Office-based food manufacturing team members now have new career priorities and concerns.
The return to the office promises to be a complex and diverse experience for most businesses. Around 44% of employees now agree they feel anxious about returning to the workplace. At the same time, employers are dealing with a slew of new demands, from hybrid work to the rise of the four-day work week.
To retain the existing workforce, attract new talent, and sidestep the impact of the Great Resignation, every manufacturing business will need a clear plan for what happens next.
The following steps will help to ensure you align with the needs of your team.
Step 1: Redefine Working Structures
As food manufacturers look forward to life after the pandemic, they'll consider various employee working structures. The standard 9-to-5 workday where everyone is present in the same office building is no longer the norm. However, not every company will be able to transition instantly to an all-remote ecosystem.
Employers will need to rethink the options available to their team members for working in a "hybrid" environment. This could mean allowing some people to work from home more often than others, depending on their daily tasks and roles. Around 51% of employees already have flexible working arrangements, and many want to maintain these structures.
Business leaders in the food industry will need to consider the individual "employee personas" in their workforce and determine how each transition back into the office can be tailored to each person. The more flexible you can be, the less likely employees will need to seek new roles.
Step 2: Invest in the Right Technology
The emergence of new working structures and environments has also prompted a greater need for technology in the food manufacturing space. We now rely on digital tools for collaboration, communication, employee engagement and productivity.
According to a 2021 report from the World Economic Forum, most companies are now seeking additional technology to assist with the transition to post-pandemic work. Cloud computing tools are particularly popular, alongside apps for video communication.
Around half of the CEOs are already planning on increasing their investment in digital transformation by 10% or more. However, ensuring you're investing in the right technology is essential. For instance, 16% of employers use digital methods to monitor employee performance, while many others focus on tools to improve team relationships, like messaging apps.
Step 3: Invest in Inclusion
The rise of flexible work in the food industry can boost Diversity, Equity, and Inclusion strategies by allowing companies to hire staff from anywhere. However, the right policies must be implemented to ensure the right results. 75% of managers still say on-site employees are more likely to receive promotions than remote workers.
As employees focus more heavily on seeking employee empathy and respect, it will be crucial to ensure the right DEI strategies are in place. According to the CBI, SMEs focusing on diversity attract more clients, improve staff commitment, and boost productivity.

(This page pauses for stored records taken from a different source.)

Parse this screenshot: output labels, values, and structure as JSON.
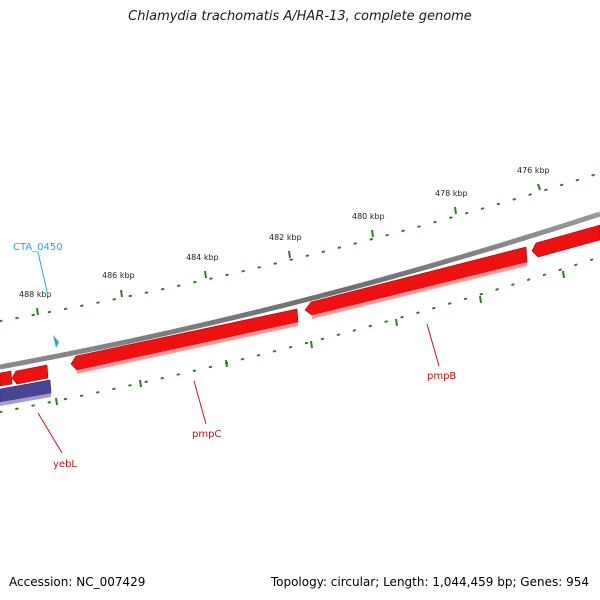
{
  "title": "Chlamydia trachomatis A/HAR-13, complete genome",
  "footer": {
    "accession": "Accession: NC_007429",
    "stats": "Topology: circular; Length: 1,044,459 bp; Genes: 954"
  },
  "colors": {
    "backbone": "#7a7a7a",
    "forward_gene": "#ee1111",
    "reverse_gene": "#4a4494",
    "tick": "#2e7d1f",
    "cyan_label": "#22aacc",
    "red_label": "#cc1111"
  },
  "scale": {
    "unit": "kbp",
    "labels": [
      "476 kbp",
      "478 kbp",
      "480 kbp",
      "482 kbp",
      "484 kbp",
      "486 kbp",
      "488 kbp"
    ]
  },
  "genes": [
    {
      "name": "pmpB",
      "strand": "forward"
    },
    {
      "name": "pmpC",
      "strand": "forward"
    },
    {
      "name": "yebL",
      "strand": "reverse"
    },
    {
      "name": "CTA_0450",
      "strand": "forward"
    }
  ]
}
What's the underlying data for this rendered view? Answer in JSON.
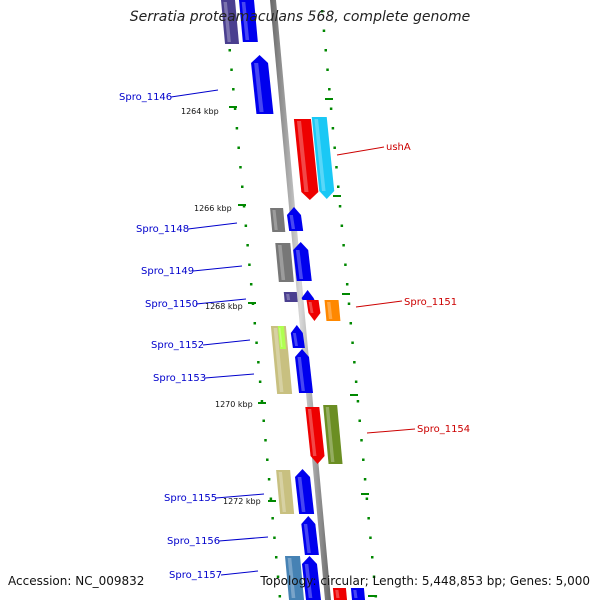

To support all employees in a hybrid future, you'll need to ensure you're reaching out to minority groups, make your business more accessible to disabled people, and showcase D&I initiatives in your job descriptions. This should help to retain existing talent and attract new candidates.
Step 4: Adjust Hiring and Recruitment Strategies
There's a significant shortage of food manufacturing talent today, enhanced by the effects of the Great Resignation. To fill skill gaps, companies must broaden and optimise their approach to recruitment and hiring. This means working with specialist recruiters to highlight your EVP (Employee value proposition) to potential candidates.

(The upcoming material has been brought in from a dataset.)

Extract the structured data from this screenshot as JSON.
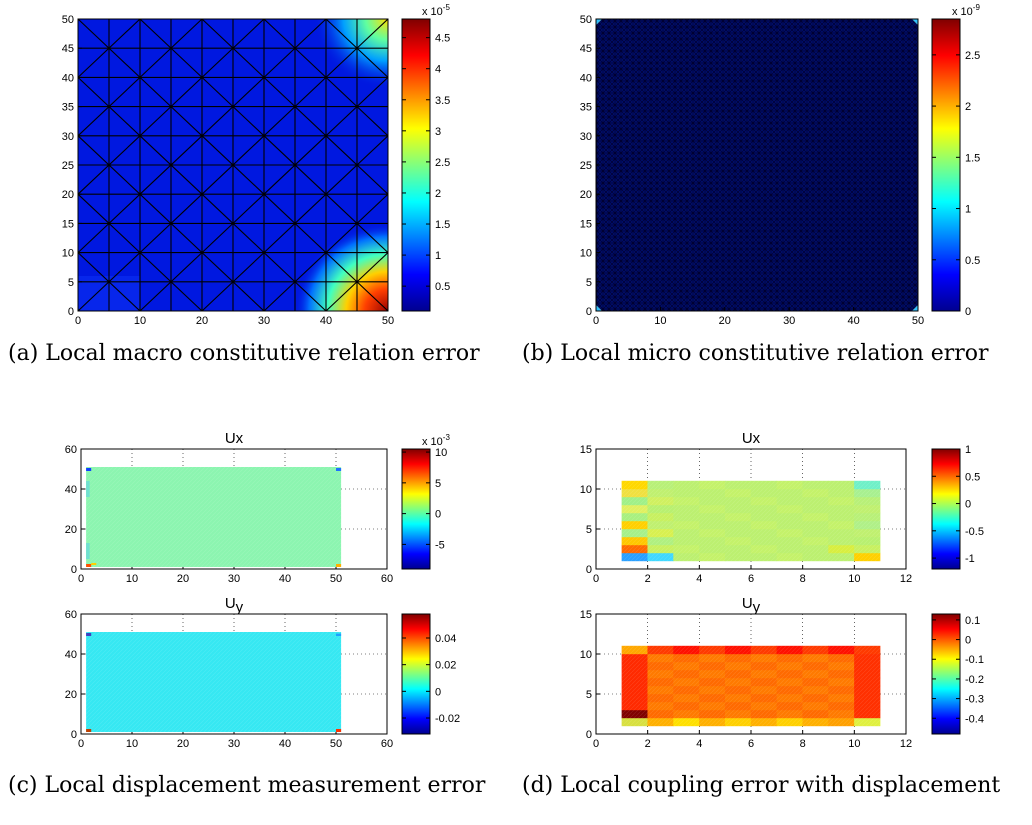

It's also important to consider how you can make your company more appealing to all kinds o workers, offering everything from remote opportunities to four-day work weeks. Turnover is likely to increase in the years ahead, so having a talent pipeline in place could be critical.

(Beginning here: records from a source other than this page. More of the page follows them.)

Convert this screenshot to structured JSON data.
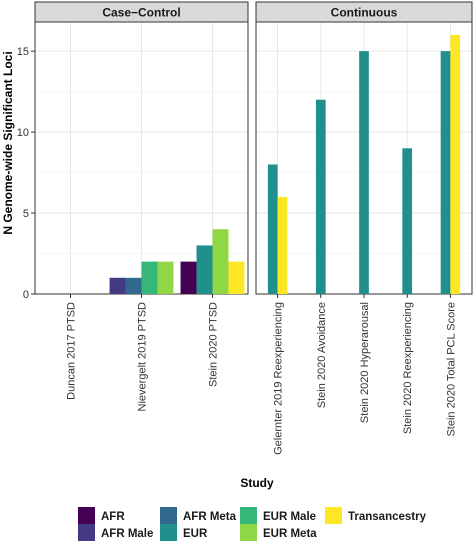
{
  "chart_data": {
    "type": "bar",
    "ylabel": "N Genome-wide Significant Loci",
    "xlabel": "Study",
    "ylim": [
      0,
      16.8
    ],
    "yticks": [
      0,
      5,
      10,
      15
    ],
    "grid": true,
    "legend_position": "bottom",
    "groups": [
      {
        "name": "AFR",
        "color": "#440154"
      },
      {
        "name": "AFR Male",
        "color": "#443a83"
      },
      {
        "name": "AFR Meta",
        "color": "#31688e"
      },
      {
        "name": "EUR",
        "color": "#21908d"
      },
      {
        "name": "EUR Male",
        "color": "#35b779"
      },
      {
        "name": "EUR Meta",
        "color": "#8fd744"
      },
      {
        "name": "Transancestry",
        "color": "#fde725"
      }
    ],
    "facets": [
      {
        "strip": "Case−Control",
        "categories": [
          {
            "label": "Duncan 2017 PTSD",
            "bars": []
          },
          {
            "label": "Nievergelt 2019 PTSD",
            "bars": [
              {
                "group": "AFR Male",
                "value": 1
              },
              {
                "group": "AFR Meta",
                "value": 1
              },
              {
                "group": "EUR Male",
                "value": 2
              },
              {
                "group": "EUR Meta",
                "value": 2
              }
            ]
          },
          {
            "label": "Stein 2020 PTSD",
            "bars": [
              {
                "group": "AFR",
                "value": 2
              },
              {
                "group": "EUR",
                "value": 3
              },
              {
                "group": "EUR Meta",
                "value": 4
              },
              {
                "group": "Transancestry",
                "value": 2
              }
            ]
          }
        ]
      },
      {
        "strip": "Continuous",
        "categories": [
          {
            "label": "Gelernter 2019 Reexperiencing",
            "bars": [
              {
                "group": "EUR",
                "value": 8
              },
              {
                "group": "Transancestry",
                "value": 6
              }
            ]
          },
          {
            "label": "Stein 2020 Avoidance",
            "bars": [
              {
                "group": "EUR",
                "value": 12
              }
            ]
          },
          {
            "label": "Stein 2020 Hyperarousal",
            "bars": [
              {
                "group": "EUR",
                "value": 15
              }
            ]
          },
          {
            "label": "Stein 2020 Reexperiencing",
            "bars": [
              {
                "group": "EUR",
                "value": 9
              }
            ]
          },
          {
            "label": "Stein 2020 Total PCL Score",
            "bars": [
              {
                "group": "EUR",
                "value": 15
              },
              {
                "group": "Transancestry",
                "value": 16
              }
            ]
          }
        ]
      }
    ]
  }
}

A strong talent pipeline full of people ready to embrace all forms of hybrid and remote working opportunities with your business will ensure you never run out of critical skills. Working with a specialist recruiter will help you to ensure you're concentrating on the benefits most likely to bring new people into your workforce.
Step 5: Invest in Management Training
The numerous changes happening in the manufacturing landscape mean the roles of leadership professionals are evolving. These team members need to be able to monitor and support employees from a distance and show higher levels of empathy too.
Managers must be more intentional in developing relationships with team members and making them feel like a crucial part of the organisation. Business leaders must think carefully about the leadership strategies and techniques taught to other supervisors.
Specifically, managers must be aware of the apparent issues that could negatively impact their teams. For instance, around 55% of leaders in a PwC report said they believe delivering better support to burned-out workers and boosting engagement would be crucial to future growth.
Be Ready to Evolve and Adapt
We're still in the early stages of the work revolution in the food manufacturing industry, and new trends are constantly emerging. To stay ahead of the curve, business leaders must collect the correct data about their teams and candidates and work with the right parties. Starting a relationship with a specialist recruitment company could be the key to ensuring you can stay one step ahead of the complex hiring landscape.